The phone rang. Drake took the cigarette out of his mouth, picked up the phone, said, “Drake talking.”
The detective listened for a moment, said, “Okay. That’s the way I had it figured. Stay on the job until I give you instructions to the contrary.”
Drake hung up and said, “That’s the operative out at the apartment house. Durant wasn’t in last night. The bed hasn’t been slept in.”
“A man like that would have been married at least once,” Mason said.
“Twice we know of,” Drake said. “Once, a young girl before he went in the army. She had a child four months after the marriage. She’s working to support the child.
“After he got out of the army he married into rather a wealthy family, but he reckoned without the old man. The old man had detectives on his trail, got all the dope he needed, waited until the daughter became disillusioned and then they threw Mr. Collin Durant out on his ear without a dime by way of settlement.”
“How long ago?” Mason asked.
“Four years.”
“What’s he been doing since — I mean for his love life?”
“Playing the field,” Drake said. “He has a good line of patter and he’s deadly on models who pose in the nude, young female artists who want a chance to get ahead — all the general rackets.

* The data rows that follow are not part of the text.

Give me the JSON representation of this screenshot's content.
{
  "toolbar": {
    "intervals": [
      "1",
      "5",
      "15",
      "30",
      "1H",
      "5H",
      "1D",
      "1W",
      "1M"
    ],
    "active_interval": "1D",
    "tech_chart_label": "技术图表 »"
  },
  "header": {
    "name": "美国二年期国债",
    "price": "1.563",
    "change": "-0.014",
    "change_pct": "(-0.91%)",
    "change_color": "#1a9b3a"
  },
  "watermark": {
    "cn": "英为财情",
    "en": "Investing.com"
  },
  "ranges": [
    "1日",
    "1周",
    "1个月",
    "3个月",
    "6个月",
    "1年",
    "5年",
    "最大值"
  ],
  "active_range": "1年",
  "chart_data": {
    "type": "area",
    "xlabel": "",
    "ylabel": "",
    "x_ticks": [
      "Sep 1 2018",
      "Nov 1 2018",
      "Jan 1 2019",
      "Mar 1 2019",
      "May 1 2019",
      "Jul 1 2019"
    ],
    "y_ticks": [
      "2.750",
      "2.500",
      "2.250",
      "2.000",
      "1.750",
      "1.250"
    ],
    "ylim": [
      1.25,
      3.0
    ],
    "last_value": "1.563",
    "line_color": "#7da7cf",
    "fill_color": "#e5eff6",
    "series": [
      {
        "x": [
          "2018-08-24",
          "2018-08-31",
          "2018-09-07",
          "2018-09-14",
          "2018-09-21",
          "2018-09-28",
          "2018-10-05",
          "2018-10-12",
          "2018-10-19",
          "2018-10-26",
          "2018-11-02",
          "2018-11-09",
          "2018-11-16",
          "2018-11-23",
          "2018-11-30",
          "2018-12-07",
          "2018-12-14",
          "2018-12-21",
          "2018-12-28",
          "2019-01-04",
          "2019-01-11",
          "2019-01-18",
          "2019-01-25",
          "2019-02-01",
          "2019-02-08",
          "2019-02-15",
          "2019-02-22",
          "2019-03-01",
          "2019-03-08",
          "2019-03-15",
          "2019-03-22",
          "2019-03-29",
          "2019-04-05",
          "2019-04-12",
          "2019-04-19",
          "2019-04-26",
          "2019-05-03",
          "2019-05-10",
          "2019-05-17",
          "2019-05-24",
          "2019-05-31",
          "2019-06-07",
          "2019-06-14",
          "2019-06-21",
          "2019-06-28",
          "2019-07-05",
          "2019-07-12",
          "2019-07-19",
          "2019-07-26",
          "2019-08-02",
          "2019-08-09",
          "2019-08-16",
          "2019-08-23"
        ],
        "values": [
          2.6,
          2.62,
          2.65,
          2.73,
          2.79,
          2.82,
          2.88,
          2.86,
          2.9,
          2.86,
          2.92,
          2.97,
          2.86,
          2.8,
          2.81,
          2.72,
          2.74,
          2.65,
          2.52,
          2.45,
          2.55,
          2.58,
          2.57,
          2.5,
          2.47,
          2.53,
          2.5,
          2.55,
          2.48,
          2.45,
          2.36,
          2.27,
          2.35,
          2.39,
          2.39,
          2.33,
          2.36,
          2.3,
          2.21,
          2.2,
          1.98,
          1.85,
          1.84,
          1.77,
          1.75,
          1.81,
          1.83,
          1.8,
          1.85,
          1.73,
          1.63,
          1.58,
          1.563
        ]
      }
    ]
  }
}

“I haven’t had a chance to check on him too much, because of the outlandish hour I started working... My God, Perry, I’ve run up a bill for you. If you’re footing this, it’s going to give you a jolt when you get the statement, but I thought you wanted results and... well, I sort of thought Otto Olney was the one who was back of all this and I just haven’t spared expenses in order to get results.”
“Don’t spare them,” Mason said. “I want results. In fact I have to have them.

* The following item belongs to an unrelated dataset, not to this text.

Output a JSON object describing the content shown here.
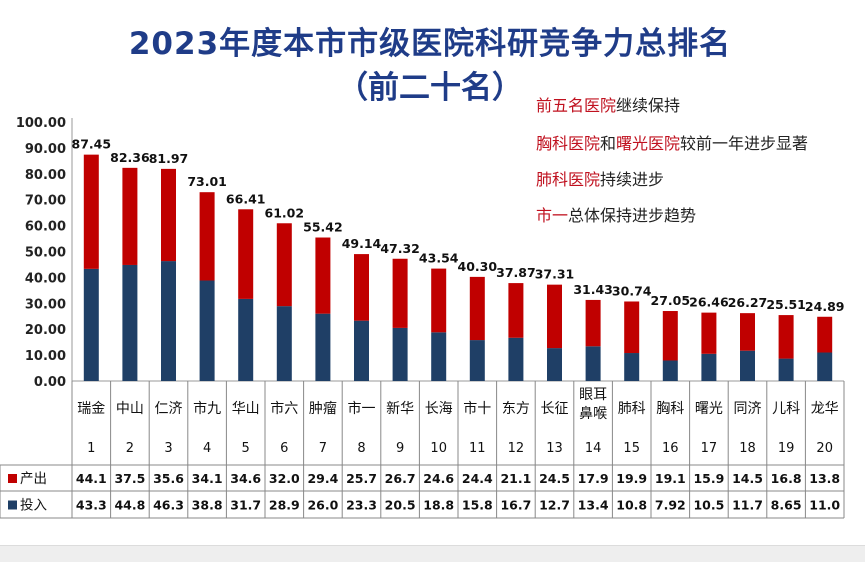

“You have a description of Durant’s car?”
“Sure,” Drake said. He picked up a card, tossed it over to Mason. “There’s the make, model, license number, color — everything about it.”

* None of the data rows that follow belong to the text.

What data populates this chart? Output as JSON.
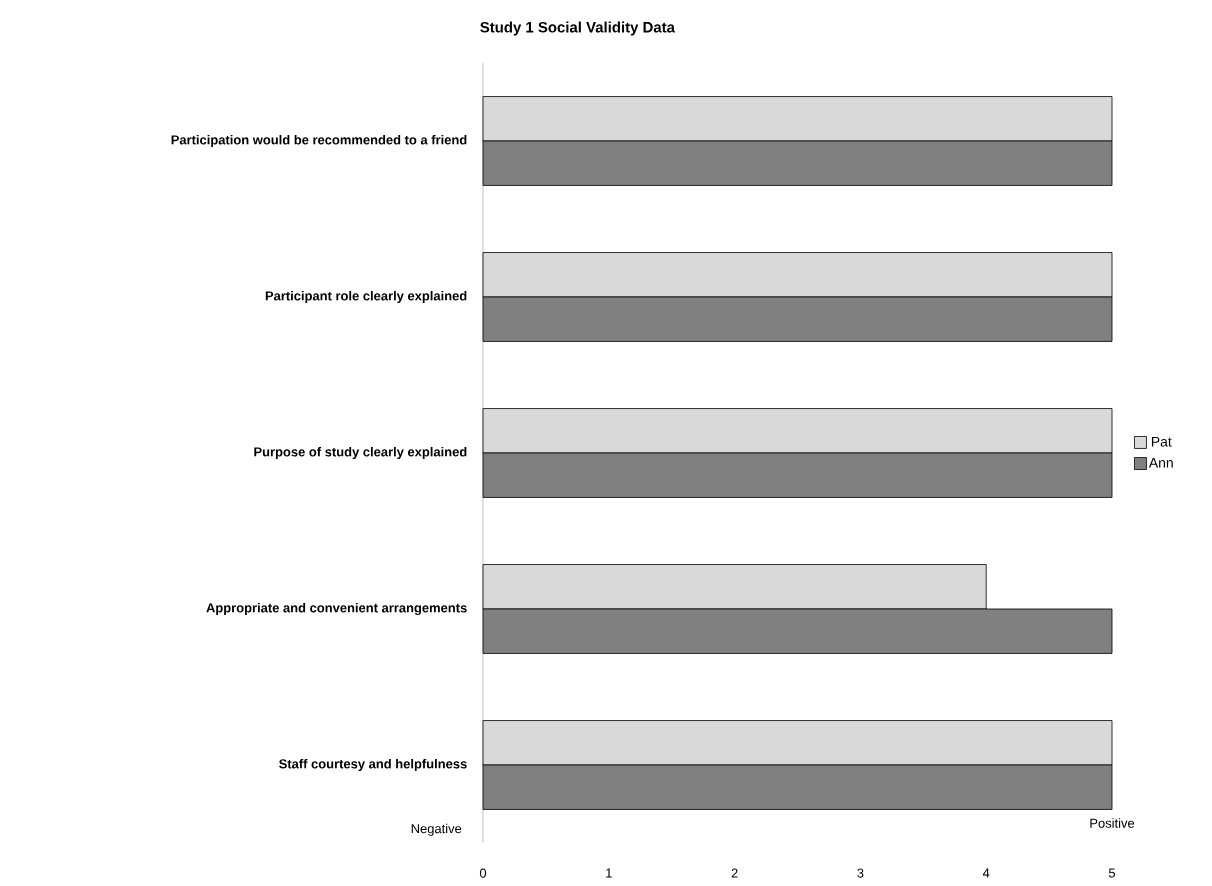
{
  "chart_data": {
    "type": "bar",
    "orientation": "horizontal",
    "title": "Study 1 Social Validity Data",
    "categories": [
      "Participation would be recommended to a friend",
      "Participant role clearly explained",
      "Purpose of study clearly explained",
      "Appropriate and convenient arrangements",
      "Staff courtesy and helpfulness"
    ],
    "series": [
      {
        "name": "Pat",
        "color": "#d9d9d9",
        "values": [
          5,
          5,
          5,
          4,
          5
        ]
      },
      {
        "name": "Ann",
        "color": "#808080",
        "values": [
          5,
          5,
          5,
          5,
          5
        ]
      }
    ],
    "xlim": [
      0,
      5
    ],
    "xticks": [
      0,
      1,
      2,
      3,
      4,
      5
    ],
    "grid": false,
    "legend": "right",
    "annotations": [
      "Negative",
      "Positive"
    ]
  }
}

Mason regarded the card thoughtfully.
“What about Maxine’s background? Any particular reason why she should be headed where she is headed?”
“We don’t know where she’s headed yet,” Drake said. “It could be Sacramento, it could be Eugene, it could be Portland, it could be Seattle, it could be Canada. Give her time. One thing’s certain. She’s headed on a long trip, she’s short of cash, and she’s trying to get where she’s going in a hurry.”